"Where is Elizabeth?" I asked.
"Elizabeth," she said, "has gone sailing with Pukkie. You might have known it. Now, what were you doing, and why were you doing it?"
I have found the truth to serve me best, and I would not tell Eve other than the truth in any littlest thing. So I told her all, and showed her the matter all set forth in the book. And she was interested and pleased, and would learn wigwagging herself.
"You must teach me, Adam," she said, "and we will do it together."
And that pleased me mightily, that we do it together. And she clasped my arm in both her hands, and bent forward and looked up into my face. And in her eyes as she looked was even greater tenderness than was wont to be, and that was a marvel; and there was a great joy too.
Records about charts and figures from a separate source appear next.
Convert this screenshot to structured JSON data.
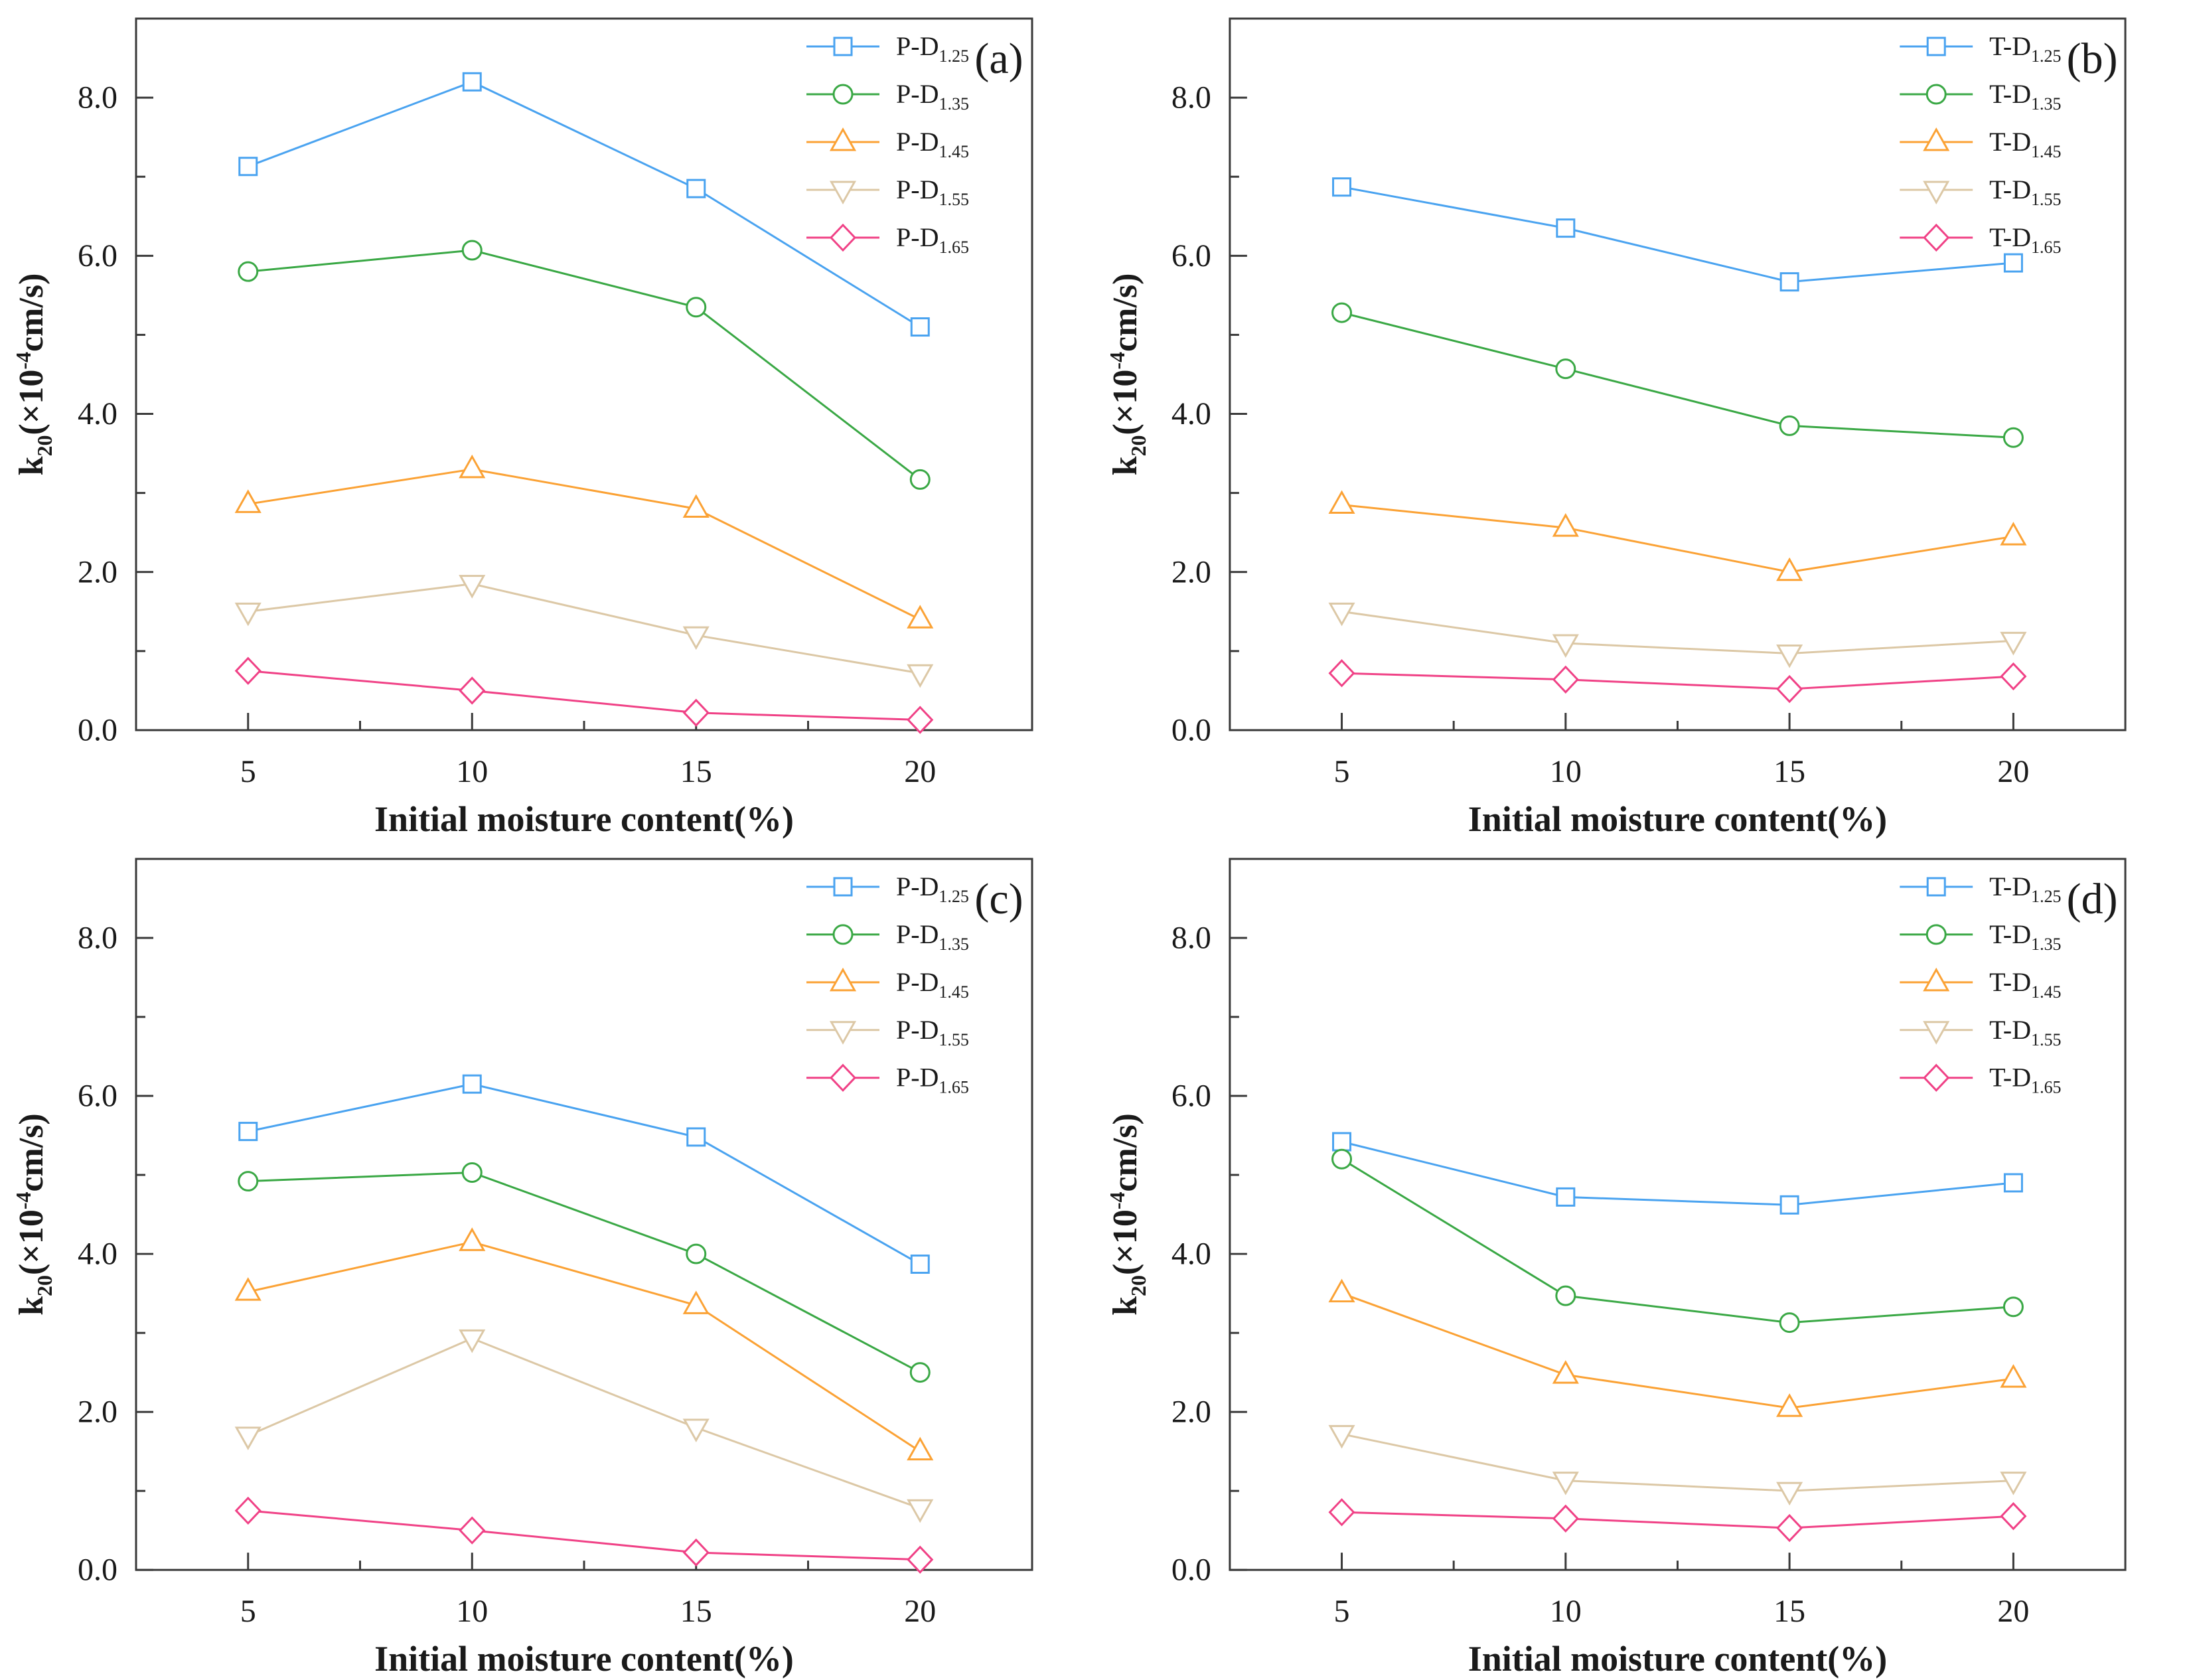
{
  "figure": {
    "background": "#ffffff",
    "frame_color": "#3a3a3a",
    "text_color": "#1a1a1a"
  },
  "chart_data": [
    {
      "type": "line",
      "panel_label": "(a)",
      "title": "",
      "xlabel": "Initial moisture content(%)",
      "ylabel_parts": {
        "base": "k",
        "base_sub": "20",
        "mid": "(×10",
        "sup": "-4",
        "end": "cm/s)"
      },
      "x": [
        5,
        10,
        15,
        20
      ],
      "xlim": [
        2.5,
        22.5
      ],
      "ylim": [
        0,
        9
      ],
      "grid": false,
      "legend_position": "top-right",
      "xticks": {
        "major": [
          5,
          10,
          15,
          20
        ],
        "minor": [
          7.5,
          12.5,
          17.5
        ],
        "labels": [
          "5",
          "10",
          "15",
          "20"
        ]
      },
      "yticks": {
        "major": [
          0,
          2,
          4,
          6,
          8
        ],
        "minor": [
          1,
          3,
          5,
          7
        ],
        "labels": [
          "0.0",
          "2.0",
          "4.0",
          "6.0",
          "8.0"
        ]
      },
      "series": [
        {
          "label": "P-D",
          "label_sub": "1.25",
          "marker": "square",
          "color": "#4aa3f0",
          "values": [
            7.13,
            8.2,
            6.85,
            5.1
          ]
        },
        {
          "label": "P-D",
          "label_sub": "1.35",
          "marker": "circle",
          "color": "#3aa845",
          "values": [
            5.8,
            6.07,
            5.35,
            3.17
          ]
        },
        {
          "label": "P-D",
          "label_sub": "1.45",
          "marker": "triangle-up",
          "color": "#fba235",
          "values": [
            2.86,
            3.3,
            2.8,
            1.4
          ]
        },
        {
          "label": "P-D",
          "label_sub": "1.55",
          "marker": "triangle-down",
          "color": "#dcc8a6",
          "values": [
            1.5,
            1.85,
            1.2,
            0.72
          ]
        },
        {
          "label": "P-D",
          "label_sub": "1.65",
          "marker": "diamond",
          "color": "#f04186",
          "values": [
            0.75,
            0.5,
            0.22,
            0.13
          ]
        }
      ]
    },
    {
      "type": "line",
      "panel_label": "(b)",
      "title": "",
      "xlabel": "Initial moisture content(%)",
      "ylabel_parts": {
        "base": "k",
        "base_sub": "20",
        "mid": "(×10",
        "sup": "-4",
        "end": "cm/s)"
      },
      "x": [
        5,
        10,
        15,
        20
      ],
      "xlim": [
        2.5,
        22.5
      ],
      "ylim": [
        0,
        9
      ],
      "grid": false,
      "legend_position": "top-right",
      "xticks": {
        "major": [
          5,
          10,
          15,
          20
        ],
        "minor": [
          7.5,
          12.5,
          17.5
        ],
        "labels": [
          "5",
          "10",
          "15",
          "20"
        ]
      },
      "yticks": {
        "major": [
          0,
          2,
          4,
          6,
          8
        ],
        "minor": [
          1,
          3,
          5,
          7
        ],
        "labels": [
          "0.0",
          "2.0",
          "4.0",
          "6.0",
          "8.0"
        ]
      },
      "series": [
        {
          "label": "T-D",
          "label_sub": "1.25",
          "marker": "square",
          "color": "#4aa3f0",
          "values": [
            6.87,
            6.35,
            5.67,
            5.91
          ]
        },
        {
          "label": "T-D",
          "label_sub": "1.35",
          "marker": "circle",
          "color": "#3aa845",
          "values": [
            5.28,
            4.57,
            3.85,
            3.7
          ]
        },
        {
          "label": "T-D",
          "label_sub": "1.45",
          "marker": "triangle-up",
          "color": "#fba235",
          "values": [
            2.85,
            2.56,
            2.0,
            2.45
          ]
        },
        {
          "label": "T-D",
          "label_sub": "1.55",
          "marker": "triangle-down",
          "color": "#dcc8a6",
          "values": [
            1.5,
            1.1,
            0.97,
            1.13
          ]
        },
        {
          "label": "T-D",
          "label_sub": "1.65",
          "marker": "diamond",
          "color": "#f04186",
          "values": [
            0.72,
            0.64,
            0.52,
            0.68
          ]
        }
      ]
    },
    {
      "type": "line",
      "panel_label": "(c)",
      "title": "",
      "xlabel": "Initial moisture content(%)",
      "ylabel_parts": {
        "base": "k",
        "base_sub": "20",
        "mid": "(×10",
        "sup": "-4",
        "end": "cm/s)"
      },
      "x": [
        5,
        10,
        15,
        20
      ],
      "xlim": [
        2.5,
        22.5
      ],
      "ylim": [
        0,
        9
      ],
      "grid": false,
      "legend_position": "top-right",
      "xticks": {
        "major": [
          5,
          10,
          15,
          20
        ],
        "minor": [
          7.5,
          12.5,
          17.5
        ],
        "labels": [
          "5",
          "10",
          "15",
          "20"
        ]
      },
      "yticks": {
        "major": [
          0,
          2,
          4,
          6,
          8
        ],
        "minor": [
          1,
          3,
          5,
          7
        ],
        "labels": [
          "0.0",
          "2.0",
          "4.0",
          "6.0",
          "8.0"
        ]
      },
      "series": [
        {
          "label": "P-D",
          "label_sub": "1.25",
          "marker": "square",
          "color": "#4aa3f0",
          "values": [
            5.55,
            6.15,
            5.48,
            3.87
          ]
        },
        {
          "label": "P-D",
          "label_sub": "1.35",
          "marker": "circle",
          "color": "#3aa845",
          "values": [
            4.92,
            5.03,
            4.0,
            2.5
          ]
        },
        {
          "label": "P-D",
          "label_sub": "1.45",
          "marker": "triangle-up",
          "color": "#fba235",
          "values": [
            3.52,
            4.15,
            3.35,
            1.5
          ]
        },
        {
          "label": "P-D",
          "label_sub": "1.55",
          "marker": "triangle-down",
          "color": "#dcc8a6",
          "values": [
            1.7,
            2.93,
            1.8,
            0.78
          ]
        },
        {
          "label": "P-D",
          "label_sub": "1.65",
          "marker": "diamond",
          "color": "#f04186",
          "values": [
            0.75,
            0.5,
            0.22,
            0.13
          ]
        }
      ]
    },
    {
      "type": "line",
      "panel_label": "(d)",
      "title": "",
      "xlabel": "Initial moisture content(%)",
      "ylabel_parts": {
        "base": "k",
        "base_sub": "20",
        "mid": "(×10",
        "sup": "-4",
        "end": "cm/s)"
      },
      "x": [
        5,
        10,
        15,
        20
      ],
      "xlim": [
        2.5,
        22.5
      ],
      "ylim": [
        0,
        9
      ],
      "grid": false,
      "legend_position": "top-right",
      "xticks": {
        "major": [
          5,
          10,
          15,
          20
        ],
        "minor": [
          7.5,
          12.5,
          17.5
        ],
        "labels": [
          "5",
          "10",
          "15",
          "20"
        ]
      },
      "yticks": {
        "major": [
          0,
          2,
          4,
          6,
          8
        ],
        "minor": [
          1,
          3,
          5,
          7
        ],
        "labels": [
          "0.0",
          "2.0",
          "4.0",
          "6.0",
          "8.0"
        ]
      },
      "series": [
        {
          "label": "T-D",
          "label_sub": "1.25",
          "marker": "square",
          "color": "#4aa3f0",
          "values": [
            5.42,
            4.72,
            4.62,
            4.9
          ]
        },
        {
          "label": "T-D",
          "label_sub": "1.35",
          "marker": "circle",
          "color": "#3aa845",
          "values": [
            5.2,
            3.47,
            3.13,
            3.33
          ]
        },
        {
          "label": "T-D",
          "label_sub": "1.45",
          "marker": "triangle-up",
          "color": "#fba235",
          "values": [
            3.5,
            2.47,
            2.05,
            2.42
          ]
        },
        {
          "label": "T-D",
          "label_sub": "1.55",
          "marker": "triangle-down",
          "color": "#dcc8a6",
          "values": [
            1.72,
            1.13,
            1.0,
            1.13
          ]
        },
        {
          "label": "T-D",
          "label_sub": "1.65",
          "marker": "diamond",
          "color": "#f04186",
          "values": [
            0.73,
            0.65,
            0.53,
            0.68
          ]
        }
      ]
    }
  ]
}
"Tell me, Adam," she said softly. "Why did you do it? What set you at it?"
"The nature that God gave me," I said, "or conscience, which is the same thing. I do not know. It—it is hard, Eve, to be forty-three when one would be twenty-three—for a reason. As for the signalling," I added, "that is nothing much, save that we be learning it together."
"I know," she said. "A symptom."
I did not know what she meant, whether my conscience or the signalling. But still she was looking up at me with joy in her eyes, and happiness; and she gave a little soft cry and a little happy laugh, and she squeezed my arm between her hands.
"Oh, Adam, Adam!" she cried low. "I love you—you don't know how much. And I don't wish that I was twenty-three. Do you know why?"